Industry analysis by Sirius Property Finance, looked at how mortgage lending has shifted over the months and quarters, while it compared the size of the home purchase sector to the remortgage market, as well as the sector for other advances (mainly second charge loans).
In May total lending reached just £17.264 billion, a 25.4% month-on-month reversal in fortunes following a steep -28.9% drop between April and March when total lending plummeted to just £13.766bn.
However, the total level of lending seen in May of this year remained some -34.9% down on an annual basis and was still the second-lowest monthly total seen since June 2020.
A sluggish quarter to come
The latest data suggests that a sluggish second quarter is to follow, continuing the trend seen since the closing stages of last year.
Total quarterly lending fell by -4.7% between Q3 and Q4 of last year and by -26.5% between the final quarter of last year and the first of this year when it totalled £58.458bn.
So far in Q2, total lending sits at just £31bn, with one month’s figures left to report.
Remortgage market takes a bigger share
Anecdotally there’s been talk of new buyers being put off from buying in the current climate due to affordability constraints, caused by rising energy prices and escalating mortgage rates.
Perhaps it shouldn’t be a surprise therefore that the home purchase market now makes up a smaller proportion of the sector, as it accounted for 56.5% in May 2023, with remortgaging taking up 39.7%, and other advances making up the remaining 3.8%.
This compares to a 61.2% share for home purchases and a 33.8% share for remortgage in April, with the same trends also apparent when viewing market performance on a quarterly basis.

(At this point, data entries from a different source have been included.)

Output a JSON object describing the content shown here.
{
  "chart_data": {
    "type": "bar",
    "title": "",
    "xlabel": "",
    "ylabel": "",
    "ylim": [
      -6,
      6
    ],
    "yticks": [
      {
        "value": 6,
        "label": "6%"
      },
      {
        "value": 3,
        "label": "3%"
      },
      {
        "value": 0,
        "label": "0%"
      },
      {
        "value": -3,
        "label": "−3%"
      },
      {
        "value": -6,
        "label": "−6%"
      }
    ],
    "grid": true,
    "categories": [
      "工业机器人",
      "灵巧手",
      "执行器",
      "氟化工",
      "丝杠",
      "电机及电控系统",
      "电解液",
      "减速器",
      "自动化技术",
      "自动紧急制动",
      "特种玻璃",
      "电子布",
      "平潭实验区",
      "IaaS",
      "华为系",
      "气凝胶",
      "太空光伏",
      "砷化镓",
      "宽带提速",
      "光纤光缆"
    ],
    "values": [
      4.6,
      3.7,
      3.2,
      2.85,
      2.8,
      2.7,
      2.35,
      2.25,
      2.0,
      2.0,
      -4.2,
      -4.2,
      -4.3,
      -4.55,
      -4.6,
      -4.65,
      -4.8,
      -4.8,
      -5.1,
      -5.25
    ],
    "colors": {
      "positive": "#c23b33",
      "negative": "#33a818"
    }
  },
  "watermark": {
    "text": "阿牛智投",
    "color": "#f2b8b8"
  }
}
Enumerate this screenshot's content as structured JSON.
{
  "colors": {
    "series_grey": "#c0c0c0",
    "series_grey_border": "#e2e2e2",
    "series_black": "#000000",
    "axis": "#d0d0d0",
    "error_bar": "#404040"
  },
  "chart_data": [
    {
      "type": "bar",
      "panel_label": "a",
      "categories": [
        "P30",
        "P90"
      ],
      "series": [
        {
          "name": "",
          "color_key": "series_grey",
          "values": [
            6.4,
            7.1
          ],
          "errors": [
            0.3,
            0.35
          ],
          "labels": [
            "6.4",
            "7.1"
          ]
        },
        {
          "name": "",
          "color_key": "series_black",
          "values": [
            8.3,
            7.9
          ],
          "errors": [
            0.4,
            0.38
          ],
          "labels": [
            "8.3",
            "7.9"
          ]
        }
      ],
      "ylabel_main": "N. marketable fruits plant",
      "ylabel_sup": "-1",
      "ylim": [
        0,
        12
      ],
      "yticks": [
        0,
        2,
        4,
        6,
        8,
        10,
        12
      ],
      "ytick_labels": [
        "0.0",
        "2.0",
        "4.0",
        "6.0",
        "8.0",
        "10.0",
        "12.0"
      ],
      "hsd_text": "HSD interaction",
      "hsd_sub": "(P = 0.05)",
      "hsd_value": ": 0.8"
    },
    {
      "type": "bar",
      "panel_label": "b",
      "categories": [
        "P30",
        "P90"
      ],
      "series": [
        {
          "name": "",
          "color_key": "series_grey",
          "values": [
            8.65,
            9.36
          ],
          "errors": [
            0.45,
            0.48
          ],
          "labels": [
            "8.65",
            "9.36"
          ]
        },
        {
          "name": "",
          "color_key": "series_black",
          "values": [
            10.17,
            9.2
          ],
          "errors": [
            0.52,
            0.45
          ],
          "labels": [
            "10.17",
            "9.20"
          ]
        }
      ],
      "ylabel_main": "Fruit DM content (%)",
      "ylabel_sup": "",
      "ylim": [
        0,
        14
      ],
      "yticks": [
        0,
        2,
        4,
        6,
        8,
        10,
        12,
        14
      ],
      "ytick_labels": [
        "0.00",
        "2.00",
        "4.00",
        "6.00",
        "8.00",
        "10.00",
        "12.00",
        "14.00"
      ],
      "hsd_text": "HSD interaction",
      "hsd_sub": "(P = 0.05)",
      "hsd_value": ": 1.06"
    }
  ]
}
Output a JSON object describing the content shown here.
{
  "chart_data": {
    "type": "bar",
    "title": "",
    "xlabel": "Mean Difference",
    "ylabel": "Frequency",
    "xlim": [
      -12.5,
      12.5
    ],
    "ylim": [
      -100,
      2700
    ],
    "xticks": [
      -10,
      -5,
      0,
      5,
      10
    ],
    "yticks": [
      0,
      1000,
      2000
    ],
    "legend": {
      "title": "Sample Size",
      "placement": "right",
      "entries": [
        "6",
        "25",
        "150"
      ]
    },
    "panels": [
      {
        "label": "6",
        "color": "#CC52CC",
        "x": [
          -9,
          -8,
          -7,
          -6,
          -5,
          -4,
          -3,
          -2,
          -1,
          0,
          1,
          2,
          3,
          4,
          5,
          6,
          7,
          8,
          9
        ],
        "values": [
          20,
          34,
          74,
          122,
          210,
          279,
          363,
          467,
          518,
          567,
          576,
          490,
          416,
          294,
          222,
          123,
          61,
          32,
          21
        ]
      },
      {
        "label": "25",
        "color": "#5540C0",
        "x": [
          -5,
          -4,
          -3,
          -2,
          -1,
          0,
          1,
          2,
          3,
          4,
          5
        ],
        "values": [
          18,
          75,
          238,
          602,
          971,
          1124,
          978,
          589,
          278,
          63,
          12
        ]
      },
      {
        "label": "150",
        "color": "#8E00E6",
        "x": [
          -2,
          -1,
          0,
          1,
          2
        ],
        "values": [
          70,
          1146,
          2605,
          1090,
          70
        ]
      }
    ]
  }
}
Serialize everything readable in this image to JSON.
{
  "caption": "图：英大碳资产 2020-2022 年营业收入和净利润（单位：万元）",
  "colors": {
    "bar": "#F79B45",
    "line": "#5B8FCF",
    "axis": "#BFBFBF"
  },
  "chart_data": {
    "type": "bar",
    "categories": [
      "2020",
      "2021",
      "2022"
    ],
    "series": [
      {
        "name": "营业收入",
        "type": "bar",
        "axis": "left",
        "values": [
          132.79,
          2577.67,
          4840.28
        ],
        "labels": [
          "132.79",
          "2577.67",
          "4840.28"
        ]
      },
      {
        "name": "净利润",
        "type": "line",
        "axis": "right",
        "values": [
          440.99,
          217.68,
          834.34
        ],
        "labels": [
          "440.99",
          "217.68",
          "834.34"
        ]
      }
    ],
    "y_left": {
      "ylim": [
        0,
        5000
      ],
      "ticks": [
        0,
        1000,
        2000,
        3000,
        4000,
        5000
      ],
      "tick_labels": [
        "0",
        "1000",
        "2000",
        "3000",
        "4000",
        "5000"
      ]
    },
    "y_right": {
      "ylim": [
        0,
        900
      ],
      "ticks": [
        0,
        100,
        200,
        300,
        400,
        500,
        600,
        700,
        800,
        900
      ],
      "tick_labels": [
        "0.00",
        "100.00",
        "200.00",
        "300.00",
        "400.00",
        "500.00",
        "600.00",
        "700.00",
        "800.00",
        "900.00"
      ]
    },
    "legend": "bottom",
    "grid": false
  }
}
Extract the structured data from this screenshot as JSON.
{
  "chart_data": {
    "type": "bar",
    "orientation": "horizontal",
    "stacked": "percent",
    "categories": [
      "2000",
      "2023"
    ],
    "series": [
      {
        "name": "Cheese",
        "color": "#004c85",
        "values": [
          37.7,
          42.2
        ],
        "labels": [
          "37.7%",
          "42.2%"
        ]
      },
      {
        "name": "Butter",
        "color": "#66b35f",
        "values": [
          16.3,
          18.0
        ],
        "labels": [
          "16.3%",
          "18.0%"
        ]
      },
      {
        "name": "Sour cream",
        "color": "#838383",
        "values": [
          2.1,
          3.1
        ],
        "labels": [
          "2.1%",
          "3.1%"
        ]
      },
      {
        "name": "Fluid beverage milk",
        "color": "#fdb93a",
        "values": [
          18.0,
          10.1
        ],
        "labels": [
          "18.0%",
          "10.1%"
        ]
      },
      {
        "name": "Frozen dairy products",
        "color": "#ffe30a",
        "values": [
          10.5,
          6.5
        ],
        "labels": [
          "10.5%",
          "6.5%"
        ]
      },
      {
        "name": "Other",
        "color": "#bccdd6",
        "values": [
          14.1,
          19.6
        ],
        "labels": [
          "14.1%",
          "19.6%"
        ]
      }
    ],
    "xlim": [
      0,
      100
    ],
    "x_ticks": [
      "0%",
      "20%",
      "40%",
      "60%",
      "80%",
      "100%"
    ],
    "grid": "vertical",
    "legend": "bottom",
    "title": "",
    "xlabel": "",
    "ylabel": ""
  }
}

Stronger June expected for the remortgage market
Like the wider mortgage sector, the remortgage sector has also shown signs of bouncing back following a poor April performance and this is likely to continue due to historic factors. In June 2021 house purchase lending spiked at £35.46 billion, before the generosity of the stamp duty holiday was reined in at the end of that month.
Those who took out a two-year fixed-rate mortgage at the time will have been forced to renegotiate their deals in May and June of this year.
This is likely to be a painful process for those affected, as 13 consecutive interest rate rises from the Bank of England mean their monthly payments are likely to be far higher than they were.
Kimberley Gates, Head of Corporate Partnerships at Sirius Property Finance, commented: “It’s a worrying time for the housing market, as rapidly rising mortgage rates mean fewer people can afford to buy for the first time or take the next step on the ladder.
“The current environment is likely to have rocked confidence in housing, as fewer people will be in a hurry to get on the ladder when there’s speculation that prices could fall in the months ahead.
“For those who are brave enough to buy in this environment, and who can make it work from an affordability perspective, the one positive is there’s the opportunity to haggle on the purchase price, as it’s more of a buyer’s market this year.”